Why Art Can be a Detriment to Your Game

May 23 2018, 12:04am

Beautiful space-themed artwork
Beautiful space-themed artwork

In tabletop gaming, one of the first things players will often notice about your game is the art. Art helps tell the story.

Perhaps your game is pirate themed. Board game implements with pirates, ships, oceans, parrots, palm trees, buried treasure, and the like will all immerse players more than mere geometric shapes can.

Art also oftentimes aids the player in carrying out their actions. Great iconography can let players know what they can and can’t do with a quick glance, for instance.

While artwork can aid in usability and immersion, it can also get in the way of people playing your game.

There are two reasons why art can be a detriment to your board game:

1. Usability
2. Development


Most of the games I’ve designed are pretty barebones in appearance, but I have been working on a tile-based game that has a number for cost and points earned. Both of these numbers are graphically presented in a way that, thematically makes sense, but has led to more confusion than anything.

If I had even more art in the background, there’s no doubt that usability would go down further.

Using better graphic design, I’ve been able to make the tiles a little easier to understand and thus use.

As an interesting thought experiment, assume for once that the Magic: The Gathering card layout was slightly different. Instead of the textual elements and art being fairly balanced, imagine that the art occupies 75% of the space on a card.

Now, all of a sudden, the card becomes harder to use, either because there is less room to explain things or worse…
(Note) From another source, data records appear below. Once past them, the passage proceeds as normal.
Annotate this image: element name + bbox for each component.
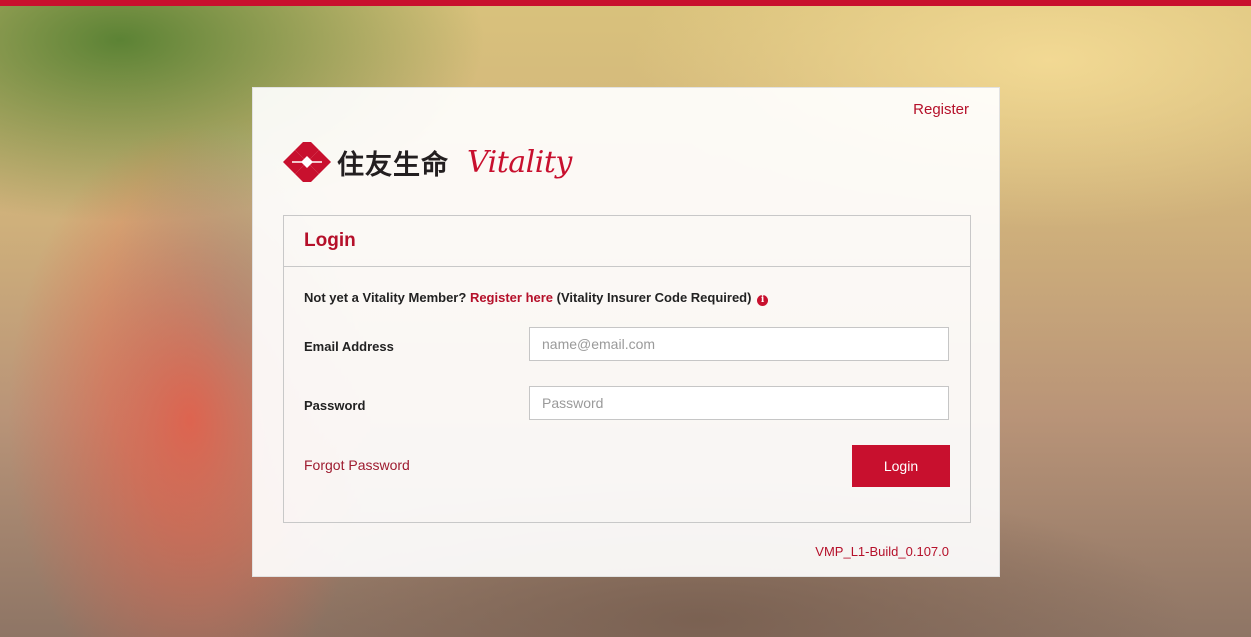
register-here-link[interactable]: Register here — [470, 290, 553, 305]
password-field[interactable] — [529, 386, 949, 420]
register-link[interactable]: Register — [913, 101, 969, 118]
email-label: Email Address — [304, 339, 394, 354]
logo: 住友生命 Vitality — [283, 140, 572, 184]
member-prompt-suffix: (Vitality Insurer Code Required) — [556, 290, 752, 305]
forgot-password-link[interactable]: Forgot Password — [304, 457, 410, 473]
email-field[interactable] — [529, 327, 949, 361]
sumitomo-logo-icon — [283, 142, 331, 182]
password-label: Password — [304, 398, 366, 413]
login-button[interactable]: Login — [852, 445, 950, 487]
login-card: Register 住友生命 Vitality Login Not yet a V… — [252, 87, 1000, 577]
member-prompt-prefix: Not yet a Vitality Member? — [304, 290, 467, 305]
info-icon[interactable]: i — [757, 295, 769, 306]
login-panel-title: Login — [284, 216, 970, 267]
login-panel: Login Not yet a Vitality Member? Registe… — [283, 215, 971, 523]
logo-vitality-text: Vitality — [467, 144, 572, 180]
member-prompt: Not yet a Vitality Member? Register here… — [304, 290, 769, 306]
logo-japanese-text: 住友生命 — [337, 149, 449, 181]
build-version: VMP_L1-Build_0.107.0 — [815, 544, 949, 559]
top-accent-bar — [0, 0, 1251, 6]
Okay, this is actually pretty cool
Okay, this is actually pretty cool

The text used to explain is now covered by art, as this amazing piece by astoryinpieces shows. Granted, this is an extreme case but careful balance and position of graphic elements can make all the difference when it comes to how usable game elements are.


From a development perspective, I often advocate for holding off on designing boards and cards through software until the gameplay has been fairly ironed out. Not only will you have to spend less time and effort correcting things, but any more dramatic changes in game play can addressed with little hassle.

I say this from experience designing one of my latest games, Beach Combers.

That sticker wasn't there to start
That sticker wasn't there to start

For the longest time, I thought my game cards were the way the were going to be. I went ahead and designed simple art that I believed would not only convey the theme but get players to easily understand how to use each card.

Not only was I wrong about usability—players didn’t know the difference between trash, event, and metal objects—I also ended up doing a major rehaul of the game. Now, most of the cards have little recycling stickers on them and/or changes in value.

Stickers are not fun to cut out and put on.

When and How to Approach Art

Probably the best way to tackle art is to wait until the moment you feel it absolutely needs art. A good indication of this for me has been when a game has been playtested dozens of times and is around 80% finished as a result of these playtests.

By holding off until late in the development of a game, you can better ensure that you will not have to spend more expensive time and resources to change assets.

There's a lot of art work that would otherwise need redoing
There's a lot of art work that would otherwise need redoing

As for how to approach the development of art, come up with loose sketches that convey the the concept. Show these concepts to older playtesters to get their input on what makes sense. Go through an iterative process with pen and paper as much as possible before landing on something to design in software.

It can be hard to resist the pressure of adding art, I know. You’ll save a lot of time and money in the end for being patient though.

What are examples of games with art that amplifies usability and experience?